6 Ways to Save the World by Grocery Shopping
You don't have to run a farm (or spend a fortune) to eat sustainable food. Just buy groceries with an eye toward the environment.
Grocery shopping basket
Buy Less
A recent report by the Food and Agriculture Organization of the United Nations found that globally, roughly one-third of all food produced for human consumption is wasted. Sometimes supersizing it isn't the cheapest option, and as Carla Power learned when she began analyzing her spending habits, deliberating how you spend can actually be thrilling.
If You Can't Grown Your Own Tomatoes...
Growing your own is actually pretty easy (here are four simple rules to help you start), but if it's not an option, follow the advice of Barry Estabrook, whose book Tomatoland: How Modern Industrial Agriculture Destroyed Our Most Alluring Fruit exposes the appalling working and growing conditions in Florida's tomato industry, which put other industries that are supported by migrant workers to shame. Estabrook says, "My policy is that the closer to your back door that a tomato was grown, the better it is going to be in all respects. If you can get locally grown tomatoes in season at your supermarket, more power to you." In the off-season, Estabrook eats Campari tomatoes, ping-pong-ball sized salad tomatoes that are juicy and flavorful, and are grown hydroponically in greenhouses without any pesticides.

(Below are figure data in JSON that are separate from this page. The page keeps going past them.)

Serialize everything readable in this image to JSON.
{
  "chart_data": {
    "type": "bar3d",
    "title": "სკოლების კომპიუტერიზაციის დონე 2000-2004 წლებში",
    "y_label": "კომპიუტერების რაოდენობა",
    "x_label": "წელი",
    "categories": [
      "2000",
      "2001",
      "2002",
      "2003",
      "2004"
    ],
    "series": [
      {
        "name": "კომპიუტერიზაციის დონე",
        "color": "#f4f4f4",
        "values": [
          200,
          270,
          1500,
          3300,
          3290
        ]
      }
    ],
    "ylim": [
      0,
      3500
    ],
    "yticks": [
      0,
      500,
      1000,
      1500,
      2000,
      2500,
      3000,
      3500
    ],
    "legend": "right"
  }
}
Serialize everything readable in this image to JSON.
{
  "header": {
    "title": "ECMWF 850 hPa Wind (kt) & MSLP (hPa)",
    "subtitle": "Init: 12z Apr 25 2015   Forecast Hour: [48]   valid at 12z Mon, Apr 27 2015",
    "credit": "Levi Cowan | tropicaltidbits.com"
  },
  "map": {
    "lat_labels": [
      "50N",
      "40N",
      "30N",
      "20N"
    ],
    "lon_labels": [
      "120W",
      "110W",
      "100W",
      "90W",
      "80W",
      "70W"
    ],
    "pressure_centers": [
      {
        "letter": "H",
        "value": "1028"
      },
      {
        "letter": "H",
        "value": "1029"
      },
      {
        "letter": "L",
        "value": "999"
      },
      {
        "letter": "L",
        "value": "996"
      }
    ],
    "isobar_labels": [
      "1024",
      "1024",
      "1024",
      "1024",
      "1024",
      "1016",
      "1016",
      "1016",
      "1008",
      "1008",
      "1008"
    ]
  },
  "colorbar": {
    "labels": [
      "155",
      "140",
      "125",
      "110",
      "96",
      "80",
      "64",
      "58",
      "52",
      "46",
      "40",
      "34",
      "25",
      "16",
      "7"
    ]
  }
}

Eat Fresh, Never Frozen, Wild-Caught Shrimp
Barton Seaver, a sustainable seafood expert and author of For Cod & Country, writes that much of the shrimp sold at fish counters is farm-raised, and most comes from largely unregulated farms in Southeast Asia and South America that have a significant negative impact on their environments. Shrimp fisheries in the U.S. are the best regulated in the world, and Seaver is a fan of shrimp from Maine and the Gulf (which, following the oil spill last year, is now safe to eat). Most seafood counters and fishmongers now display signs explaining where the food comes from.
Chocolate bar
Look for Non-GMO Candy and Chocolate Products
Many sweets are made with genetically modified organisms (soy lecithin is one that shows up often on ingredient labels). But if you keep an eye out for labels saying chocolate is certified organic, that means it can't be made with GMOs. Ghirardelli, Green & Black's, Lindt and Newman's Own all make chocolates that qualify. For more information about the problems that foods produced from genetically modified organisms pose and how you can keep them out of your diet, check out this interview with Dr. Oz and author Jeffrey Smith.
Cheese, milk and yogurt
Seek Out rBGH-Free Dairy Products
That means they are made with milk from cows who have not been given artificial bovine growth hormones. The website Sustainable Table lists which products are safe, and it includes everything from Ben & Jerry's ice cream to Stonyfield Farms yogurt.
Find Food Purveyors In Your Area Who Make Sustainable Foods
You may already be shopping at your local farmers' market, but there could also be a butcher just a few miles away selling sustainably-raised meat... if only you knew about it. Use Eat Well Guide to find bakers, butchers, caterers, grocers and other venues where you can buy sustainable foods near where you live. You can search by keywords ("CSA," "gluten-free"), zip code, city or state. Or you can enter the starting and ending points of a road trip, and the site will tell you where to eat and shop along the way.